At least in the company I work for.
Danielle, I never disclose anything about the who. That is why people send me stuff. They explain who they are, what they do, but I keep that information to myself. If you told me in private where you are investing in messaging, I would be at liberty to tell the rest of the world. This particular company has a four digit number of employees on the platform.
As far as the value created is concerned: Facebook runs on that platform (eat your own dogfood) and seems to be doing well. IBM is running on their platform and seems to be doing not so well. Does that mean one platform is better than the other? Of course not. It means, that it isn't easy. IBM does not publish all the research they are doing on this matter, but the correlation between using an ESN and measurable success is not a given. Some parts of the organization thrives, others don't.

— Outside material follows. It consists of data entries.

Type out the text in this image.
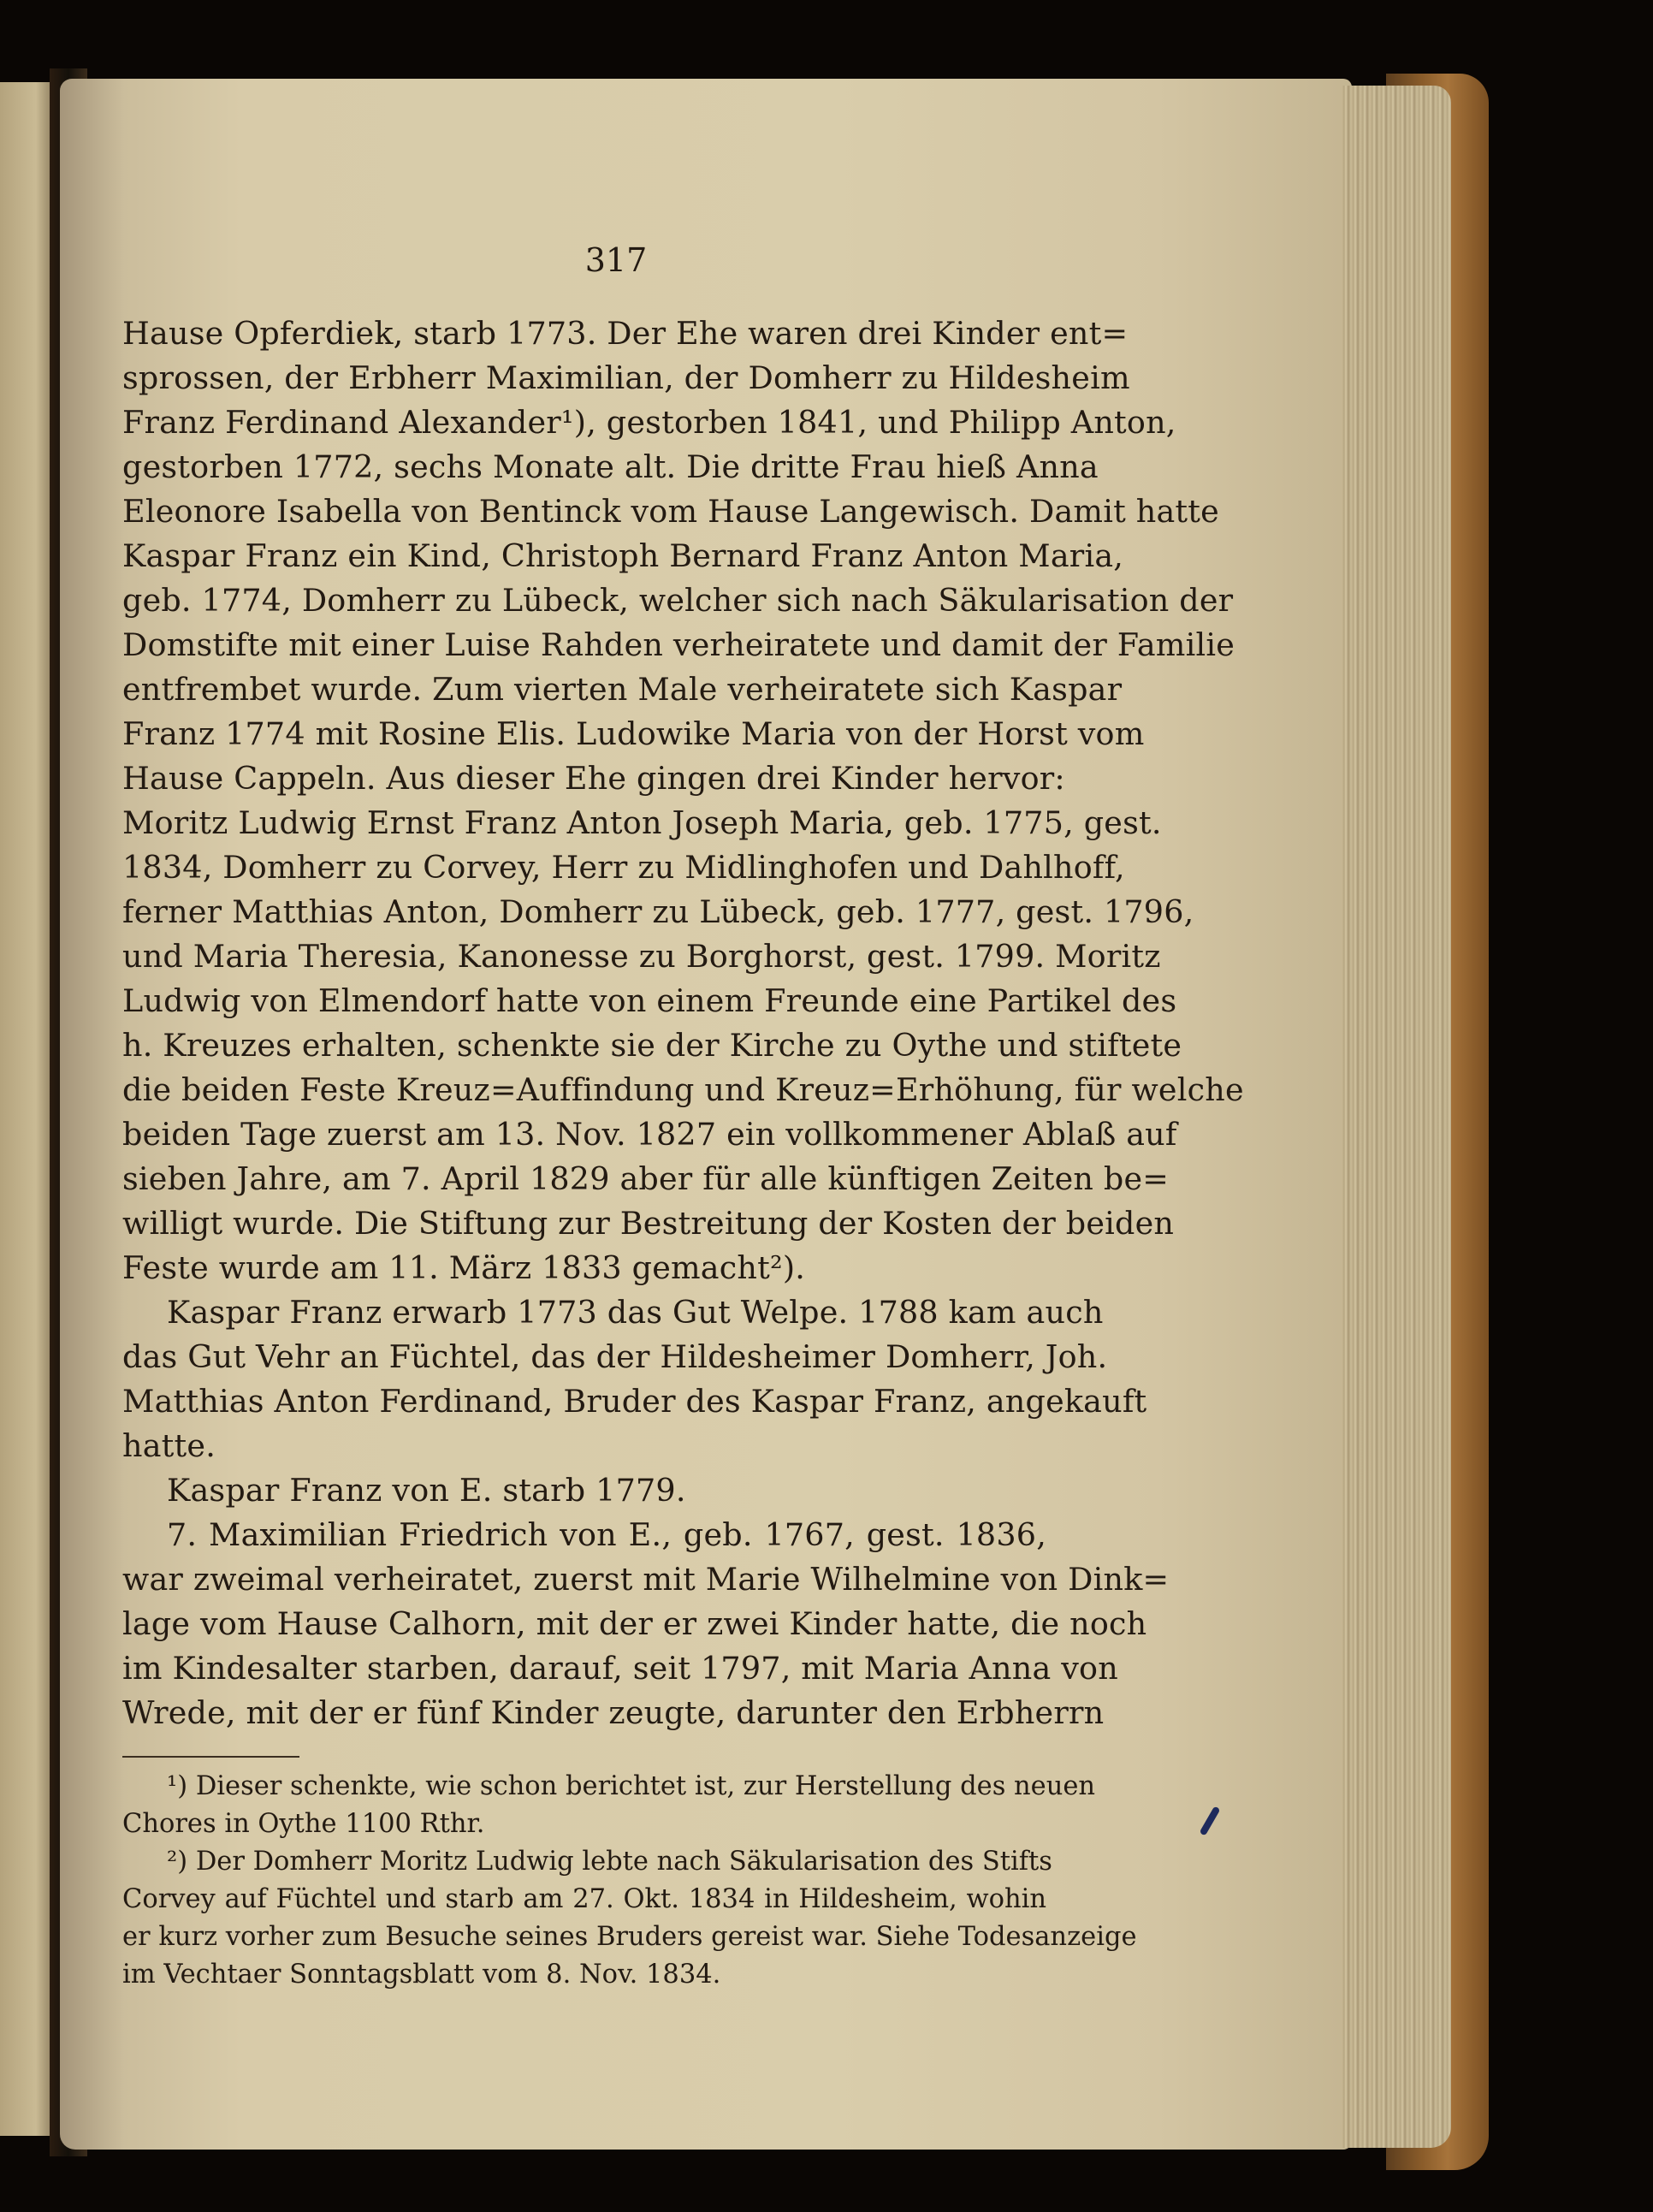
317
Hause Opferdiek, starb 1773. Der Ehe waren drei Kinder ent=
sprossen, der Erbherr Maximilian, der Domherr zu Hildesheim
Franz Ferdinand Alexander¹), gestorben 1841, und Philipp Anton,
gestorben 1772, sechs Monate alt. Die dritte Frau hieß Anna
Eleonore Isabella von Bentinck vom Hause Langewisch. Damit hatte
Kaspar Franz ein Kind, Christoph Bernard Franz Anton Maria,
geb. 1774, Domherr zu Lübeck, welcher sich nach Säkularisation der
Domstifte mit einer Luise Rahden verheiratete und damit der Familie
entfrembet wurde. Zum vierten Male verheiratete sich Kaspar
Franz 1774 mit Rosine Elis. Ludowike Maria von der Horst vom
Hause Cappeln. Aus dieser Ehe gingen drei Kinder hervor:
Moritz Ludwig Ernst Franz Anton Joseph Maria, geb. 1775, gest.
1834, Domherr zu Corvey, Herr zu Midlinghofen und Dahlhoff,
ferner Matthias Anton, Domherr zu Lübeck, geb. 1777, gest. 1796,
und Maria Theresia, Kanonesse zu Borghorst, gest. 1799. Moritz
Ludwig von Elmendorf hatte von einem Freunde eine Partikel des
h. Kreuzes erhalten, schenkte sie der Kirche zu Oythe und stiftete
die beiden Feste Kreuz=Auffindung und Kreuz=Erhöhung, für welche
beiden Tage zuerst am 13. Nov. 1827 ein vollkommener Ablaß auf
sieben Jahre, am 7. April 1829 aber für alle künftigen Zeiten be=
willigt wurde. Die Stiftung zur Bestreitung der Kosten der beiden
Feste wurde am 11. März 1833 gemacht²).
Kaspar Franz erwarb 1773 das Gut Welpe. 1788 kam auch
das Gut Vehr an Füchtel, das der Hildesheimer Domherr, Joh.
Matthias Anton Ferdinand, Bruder des Kaspar Franz, angekauft
hatte.
Kaspar Franz von E. starb 1779.
7. Maximilian Friedrich von E., geb. 1767, gest. 1836,
war zweimal verheiratet, zuerst mit Marie Wilhelmine von Dink=
lage vom Hause Calhorn, mit der er zwei Kinder hatte, die noch
im Kindesalter starben, darauf, seit 1797, mit Maria Anna von
Wrede, mit der er fünf Kinder zeugte, darunter den Erbherrn
¹) Dieser schenkte, wie schon berichtet ist, zur Herstellung des neuen
Chores in Oythe 1100 Rthr.
²) Der Domherr Moritz Ludwig lebte nach Säkularisation des Stifts
Corvey auf Füchtel und starb am 27. Okt. 1834 in Hildesheim, wohin
er kurz vorher zum Besuche seines Bruders gereist war. Siehe Todesanzeige
im Vechtaer Sonntagsblatt vom 8. Nov. 1834.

But that is not the point. This company tells me, they are seeing a significantly better feedback from their users. And it is not my only data point. There have been more observations like this. The only reasonable explanation is that people feel right at home, because they know how to use this platform.
Thomas, Reaktion eines Kollegen, der plötzlich ein ESN nutzen soll: https://twitter.com/briegleb/status/822152070295851008
Und der scheut sich nicht, etwas aufzuschreiben. Weil das sein Beruf ist.
I agree, using a UI people are already familiar with is a huge plus when it comes to adoption. Turning that into business results however, is a totally different story.
At the end of the day, it's all about how good you are at applying the capabilities you're familiar with to your actual use cases in order to get your job done.
Facebook and IBM have different business models. Last time i checked Facebook made its money from selling ads (and probably data, but i don't that...).
The nice thing about the future is: Nobody has ever been there, so we'll see how this turns out. I personally believe, that it's not a good idea to name your product "Workplace", but the people in Menlo Park are probably too young to know and care about. ;-)
Nuja, das Stement des plötzlich ESN zu nutzen habenden Kollegen kann man wirklich für alles verwenden. Da fehlen noch ein paar Argumente.
Erik, ich passe immer auf, dass ich nicht workplace.ibm.com tippe. :-)
Otto, ich denk mir das nicht aus. Mit sowas hat vbr kein Problem:
@t:Fasse dich kurz
@u:Die Zukunft des Enterprise-Messaging
@Felix: Isn't there a connection between sharing ideas and ideation? ;-)
I've been using several collaboration platforms over the years and have learned that people (users) to a large part adjust to what they like. I've seen people praise Connections over the moon, when I was looking forward to the moment I don't have to use this pos anymore (that was a few years ago). Some of these people then went on to use SharePoint, and were pleasantly surprised that they could find their data again rather easily and did not have to worry about their Word files being stored properly (that was a real statement of a manager). And SharePoint certainly is not the masterpiece, Microsoft (and many consultants) would like it to be.
I got to know IBM as a company that tells their clients what's good for them (for the most part), whereas Facebook (again, for the most part) grew out of observing their customers and adding and adjusting the products where they see a demand. Two very different perspectives, and from my experience with IBM I'd go with FB any time (the question who to trust more with my data is yet another unanswered question).